July 31, 2021
Cheyney University of Pennsylvania announced it will use its pandemic federal aid to relieve student loan debt balances from Spring 2020 to Spring 2021.
The university, which was the first historically Black college in the country, said in a statement that the decision came in "light of the financial and emotional hardships that students and their families have experienced" over the past year.
It refunded a portion of student fees from the past year as well and provided emergency grants for students.
“Our students have gone through a lot over the past 18 months, and we want to do whatever we can to lighten the burden,” President Aaron A. Walton said in the release. “Our protocols have kept our campus safe throughout this ordeal, and now with this financial weight lifted from our students, we look forward to seeing them on campus in the upcoming fall semester with their minds focused on their studies, not their debt.”

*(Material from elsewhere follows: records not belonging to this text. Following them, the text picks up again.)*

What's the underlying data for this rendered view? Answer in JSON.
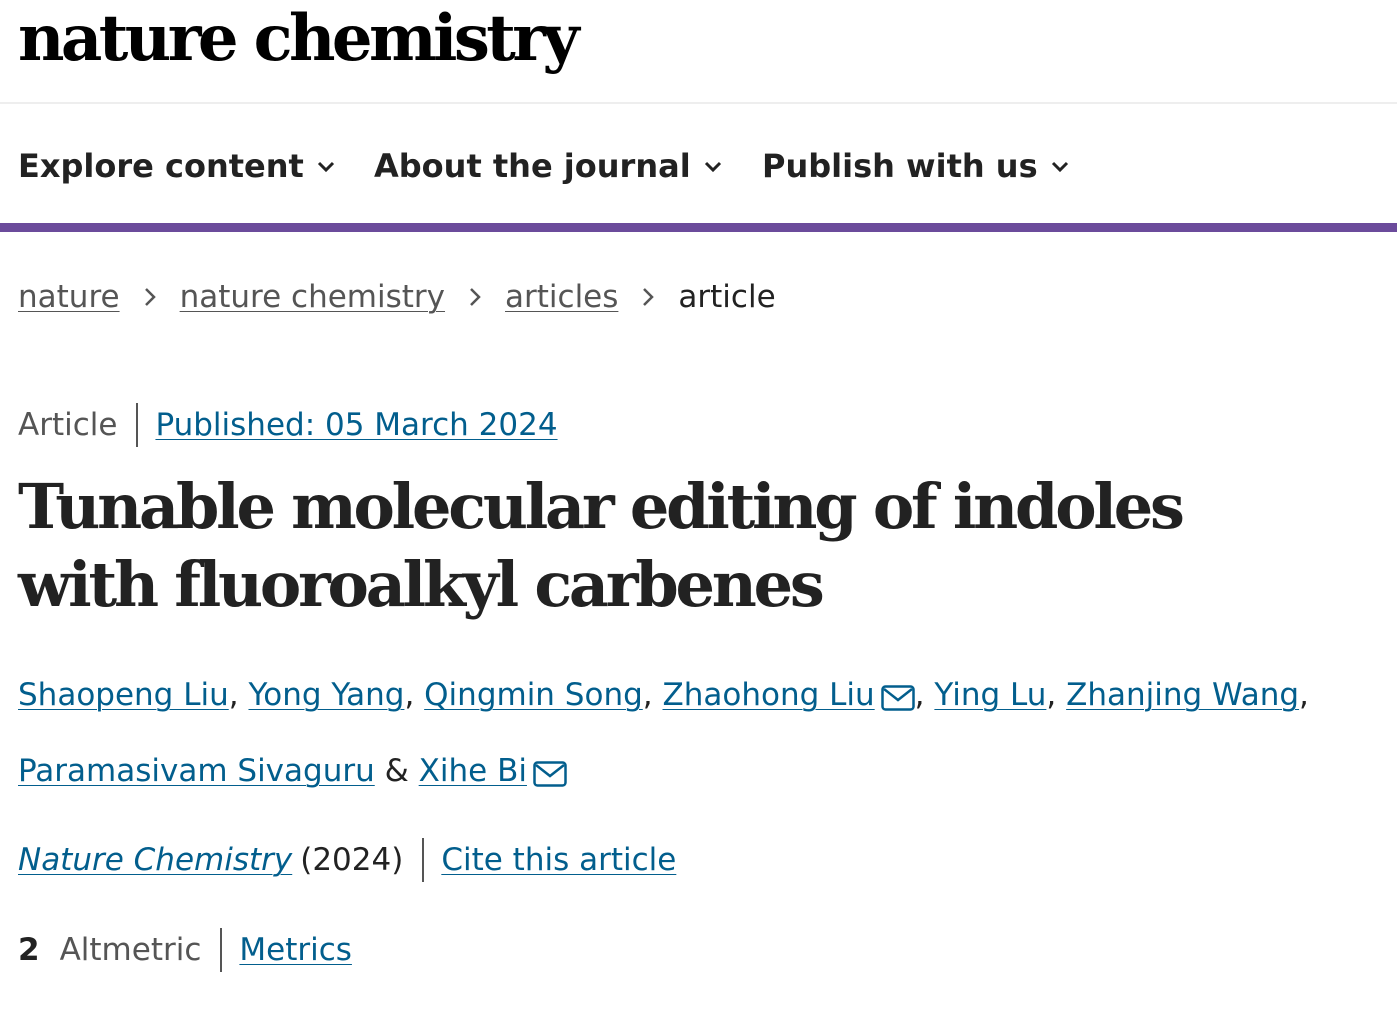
{
  "header": {
    "brand": "nature chemistry"
  },
  "nav": {
    "items": [
      {
        "label": "Explore content",
        "icon": "chevron-down-icon"
      },
      {
        "label": "About the journal",
        "icon": "chevron-down-icon"
      },
      {
        "label": "Publish with us",
        "icon": "chevron-down-icon"
      }
    ]
  },
  "breadcrumb": {
    "items": [
      "nature",
      "nature chemistry",
      "articles"
    ],
    "current": "article",
    "separator_icon": "chevron-right-icon"
  },
  "article": {
    "type": "Article",
    "published": "Published: 05 March 2024",
    "title": "Tunable molecular editing of indoles with fluoroalkyl carbenes",
    "authors": [
      {
        "name": "Shaopeng Liu"
      },
      {
        "name": "Yong Yang"
      },
      {
        "name": "Qingmin Song"
      },
      {
        "name": "Zhaohong Liu",
        "corresponding": true
      },
      {
        "name": "Ying Lu"
      },
      {
        "name": "Zhanjing Wang"
      },
      {
        "name": "Paramasivam Sivaguru"
      },
      {
        "name": "Xihe Bi",
        "corresponding": true
      }
    ],
    "author_separator": ",",
    "author_last_joiner": "&",
    "mail_icon": "mail-icon",
    "journal": "Nature Chemistry",
    "year": "(2024)",
    "cite_label": "Cite this article",
    "altmetric_count": "2",
    "altmetric_label": "Altmetric",
    "metrics_label": "Metrics"
  },
  "colors": {
    "link": "#025e8d",
    "nav_bar": "#6b4b9b",
    "text": "#222222",
    "muted": "#555555"
  }
}
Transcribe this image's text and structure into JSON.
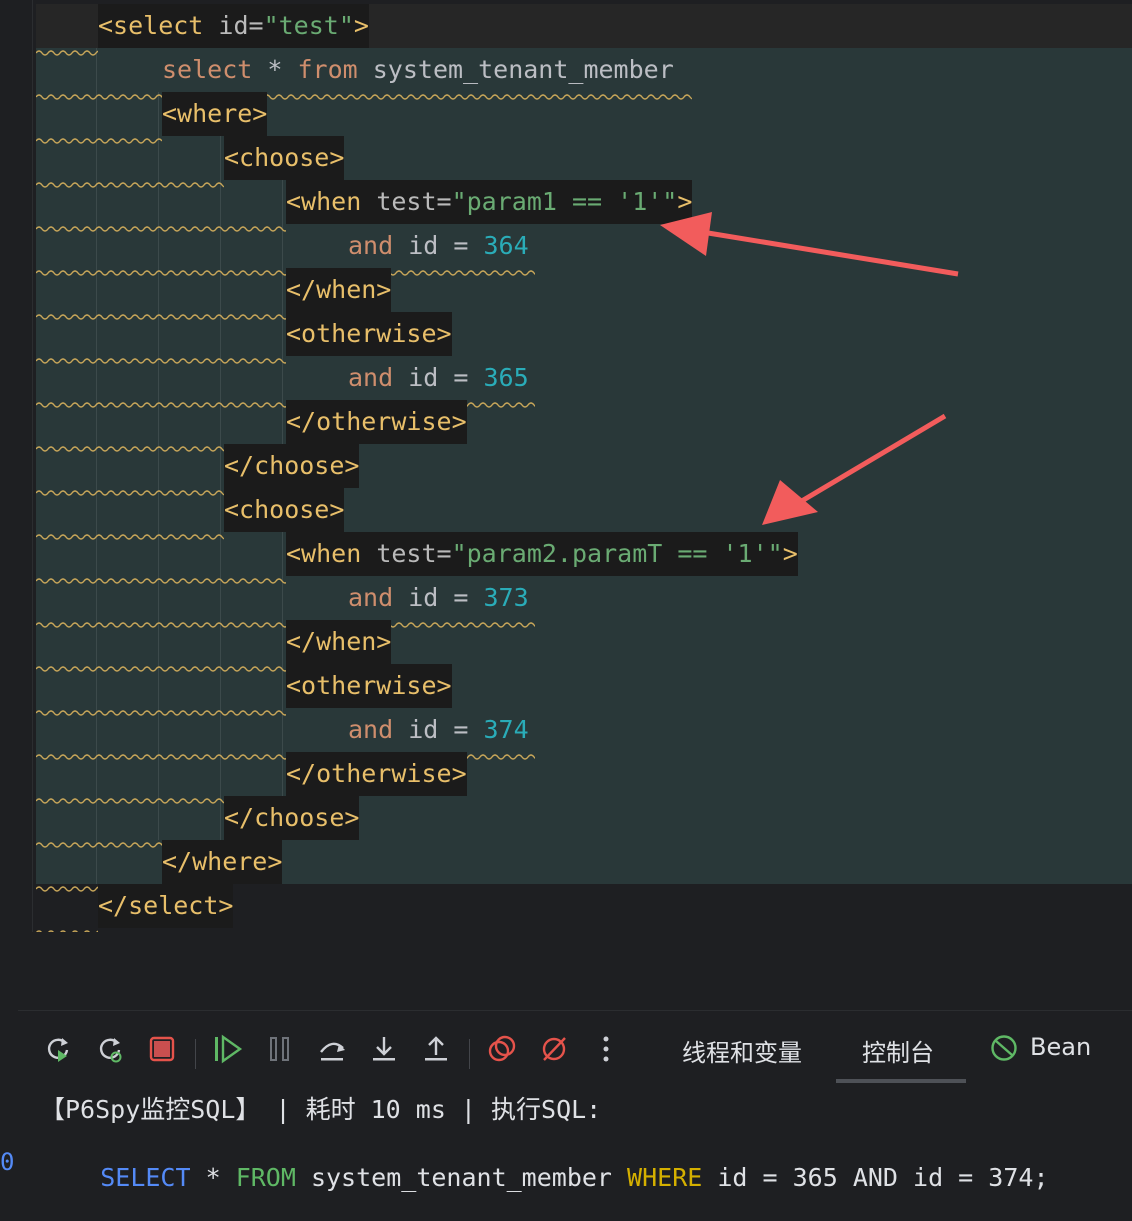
{
  "editor": {
    "lines": [
      {
        "t": "<select",
        "a": " id=",
        "s": "\"test\"",
        "t2": ">"
      },
      {
        "k": "select",
        "op": " * ",
        "k2": "from",
        "i": " system_tenant_member"
      },
      {
        "t": "<where>"
      },
      {
        "t": "<choose>"
      },
      {
        "t": "<when",
        "a": " test=",
        "s": "\"param1 == '1'\"",
        "t2": ">"
      },
      {
        "k": "and",
        "i": " id = ",
        "n": "364"
      },
      {
        "t": "</when>"
      },
      {
        "t": "<otherwise>"
      },
      {
        "k": "and",
        "i": " id = ",
        "n": "365"
      },
      {
        "t": "</otherwise>"
      },
      {
        "t": "</choose>"
      },
      {
        "t": "<choose>"
      },
      {
        "t": "<when",
        "a": " test=",
        "s": "\"param2.paramT == '1'\"",
        "t2": ">"
      },
      {
        "k": "and",
        "i": " id = ",
        "n": "373"
      },
      {
        "t": "</when>"
      },
      {
        "t": "<otherwise>"
      },
      {
        "k": "and",
        "i": " id = ",
        "n": "374"
      },
      {
        "t": "</otherwise>"
      },
      {
        "t": "</choose>"
      },
      {
        "t": "</where>"
      },
      {
        "t": "</select>"
      }
    ]
  },
  "debug_toolbar": {
    "tabs": [
      {
        "label": "线程和变量"
      },
      {
        "label": "控制台"
      },
      {
        "label": "Bean"
      }
    ]
  },
  "console": {
    "line1": "【P6Spy监控SQL】 | 耗时 10 ms | 执行SQL:",
    "sql": {
      "select": "SELECT",
      "star": " * ",
      "from": "FROM",
      "table": " system_tenant_member ",
      "where": "WHERE",
      "cond": " id = 365 AND id = 374;"
    },
    "gutter_marker": "0"
  },
  "colors": {
    "tag": "#e8bf6a",
    "string": "#6aab73",
    "keyword": "#cf8e6d",
    "number": "#2aacb8",
    "arrow": "#f25c5c"
  }
}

The university said this move was important because more than 70% of Cheyney's students are Pell Grant recipients — which are awarded to students that have significant financial need.
During the Spring 2020 semester, residential students were given the chance to stay on campus or return home after classes moved online, unlike many other schools that closed their dorms and required students to leave.
The university also refunded a portion of student fees for the Spring 2020 semester and offered federally funded emergency student financial aid grants to Cheyney students.
Earlier this week, La Salle University announced a plan to dissolve student debt for more than 100 of its students that totaled more than $522,000.
It's estimated that there is currently $1.58 trillion in federal student loan debt in the United States. As of December 2018, it was estimated more than 300,000 Philadelphia students collectively owed $11.6 billion, 6ABC reported.